Televizyonda açık olan kanalda bir masanın etrafında oturmuş gazeteci, ekonomist, araştırma şirketi sahipleri fiyatlardaki artışları yorumluyor.
Önce domates masaya yatırılıyor. Tarladaki fiyatla marketteki fiyat arasındaki fahiş farkın sorumlusu konusunda farklı fikirler var. Bazıları aracıları suçluyor, bazıları halcileri...
Ama en büyük suçlu tabii ki karlarından taviz vermeyen açgözlü büyük market zincirleri...
Sonra yumurta, ardından süt masaya yatırılıyor.
Tek tek ürünlerdeki fiyat artışları inceleniyor. Her üründeki artışta farklı suçlular bulunuyor.

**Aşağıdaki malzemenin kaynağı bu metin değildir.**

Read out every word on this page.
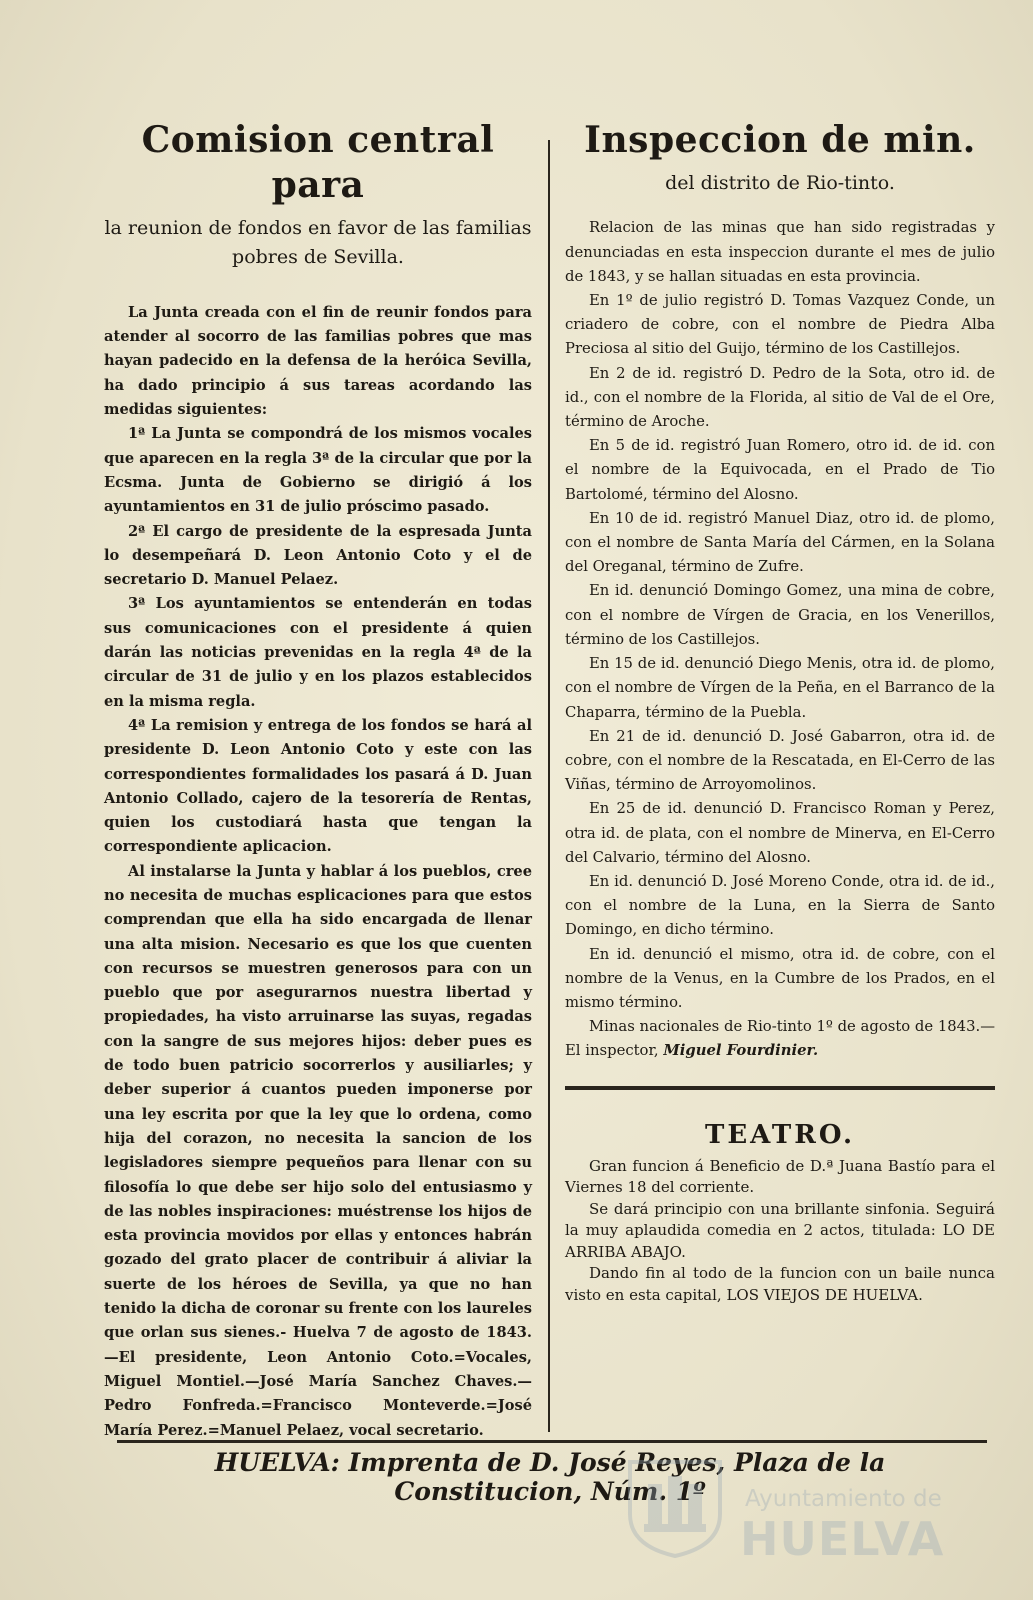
Comision central para
la reunion de fondos en favor de las familias pobres de Sevilla.

La Junta creada con el fin de reunir fondos para atender al socorro de las familias pobres que mas hayan padecido en la defensa de la heróica Sevilla, ha dado principio á sus tareas acordando las medidas siguientes:

1ª La Junta se compondrá de los mismos vocales que aparecen en la regla 3ª de la circular que por la Ecsma. Junta de Gobierno se dirigió á los ayuntamientos en 31 de julio próscimo pasado.

2ª El cargo de presidente de la espresada Junta lo desempeñará D. Leon Antonio Coto y el de secretario D. Manuel Pelaez.

3ª Los ayuntamientos se entenderán en todas sus comunicaciones con el presidente á quien darán las noticias prevenidas en la regla 4ª de la circular de 31 de julio y en los plazos establecidos en la misma regla.

4ª La remision y entrega de los fondos se hará al presidente D. Leon Antonio Coto y este con las correspondientes formalidades los pasará á D. Juan Antonio Collado, cajero de la tesorería de Rentas, quien los custodiará hasta que tengan la correspondiente aplicacion.

Al instalarse la Junta y hablar á los pueblos, cree no necesita de muchas esplicaciones para que estos comprendan que ella ha sido encargada de llenar una alta mision. Necesario es que los que cuenten con recursos se muestren generosos para con un pueblo que por asegurarnos nuestra libertad y propiedades, ha visto arruinarse las suyas, regadas con la sangre de sus mejores hijos: deber pues es de todo buen patricio socorrerlos y ausiliarles; y deber superior á cuantos pueden imponerse por una ley escrita por que la ley que lo ordena, como hija del corazon, no necesita la sancion de los legisladores siempre pequeños para llenar con su filosofía lo que debe ser hijo solo del entusiasmo y de las nobles inspiraciones: muéstrense los hijos de esta provincia movidos por ellas y entonces habrán gozado del grato placer de contribuir á aliviar la suerte de los héroes de Sevilla, ya que no han tenido la dicha de coronar su frente con los laureles que orlan sus sienes.- Huelva 7 de agosto de 1843.—El presidente, Leon Antonio Coto.=Vocales, Miguel Montiel.—José María Sanchez Chaves.—Pedro Fonfreda.=Francisco Monteverde.=José María Perez.=Manuel Pelaez, vocal secretario.

Inspeccion de min.
del distrito de Rio-tinto.

Relacion de las minas que han sido registradas y denunciadas en esta inspeccion durante el mes de julio de 1843, y se hallan situadas en esta provincia.

En 1º de julio registró D. Tomas Vazquez Conde, un criadero de cobre, con el nombre de Piedra Alba Preciosa al sitio del Guijo, término de los Castillejos.

En 2 de id. registró D. Pedro de la Sota, otro id. de id., con el nombre de la Florida, al sitio de Val de el Ore, término de Aroche.

En 5 de id. registró Juan Romero, otro id. de id. con el nombre de la Equivocada, en el Prado de Tio Bartolomé, término del Alosno.

En 10 de id. registró Manuel Diaz, otro id. de plomo, con el nombre de Santa María del Cármen, en la Solana del Oreganal, término de Zufre.

En id. denunció Domingo Gomez, una mina de cobre, con el nombre de Vírgen de Gracia, en los Venerillos, término de los Castillejos.

En 15 de id. denunció Diego Menis, otra id. de plomo, con el nombre de Vírgen de la Peña, en el Barranco de la Chaparra, término de la Puebla.

En 21 de id. denunció D. José Gabarron, otra id. de cobre, con el nombre de la Rescatada, en El-Cerro de las Viñas, término de Arroyomolinos.

En 25 de id. denunció D. Francisco Roman y Perez, otra id. de plata, con el nombre de Minerva, en El-Cerro del Calvario, término del Alosno.

En id. denunció D. José Moreno Conde, otra id. de id., con el nombre de la Luna, en la Sierra de Santo Domingo, en dicho término.

En id. denunció el mismo, otra id. de cobre, con el nombre de la Venus, en la Cumbre de los Prados, en el mismo término.

Minas nacionales de Rio-tinto 1º de agosto de 1843.—El inspector, Miguel Fourdinier.

TEATRO.

Gran funcion á Beneficio de D.ª Juana Bastío para el Viernes 18 del corriente.

Se dará principio con una brillante sinfonia. Seguirá la muy aplaudida comedia en 2 actos, titulada: LO DE ARRIBA ABAJO.

Dando fin al todo de la funcion con un baile nunca visto en esta capital, LOS VIEJOS DE HUELVA.

HUELVA: Imprenta de D. José Reyes, Plaza de la Constitucion, Núm. 1º	Ayuntamiento de
HUELVA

Ama ülkedeki bütün ürünlerin fiyatlarının neden aynı anda arttığı sorusunun cevabı asla artan maliyetler, enflasyon ya da ekonomiyi yöneten hükümet değil.
Hatta gazetecilerden biri öfkeyle “daha ne yapsın” diyerek hükümetin gıda ürünlerinde KDV’yi indirdiğini, akaryakıtta sübvansiyon uyguladığını hatırlatıyor, gerekirse marketlerin “tepesine inilmesini” öneriyor.
Sonra Almanya’da, Fransa’da yakın tarihin en yüksek enflasyon artışlarının yaşandığı hatırlatılıyor.
Rakamları barkovizyona çıkarak gösteren konuklardan biri “küresel bir sorunla karşı karşıyayız” diyor. Ama o ülkelerde de fiyat artışlarının sorumlusunun marketler, stokçular, halciler olup olmadığı sorusu havada kalıyor.
Salonundaki televizyonda bizzat yaşadığı gerçeklerin böyle çarpıtılması ev sahibini daha da kızdırıyor.
Çünkü o gün dükkanının kapısını son kez bir daha açılmamak üzere kapatıp eve geldi.
“Melek Abla” mağazası Rize’nin en tanınan kadın butiklerinden biriydi.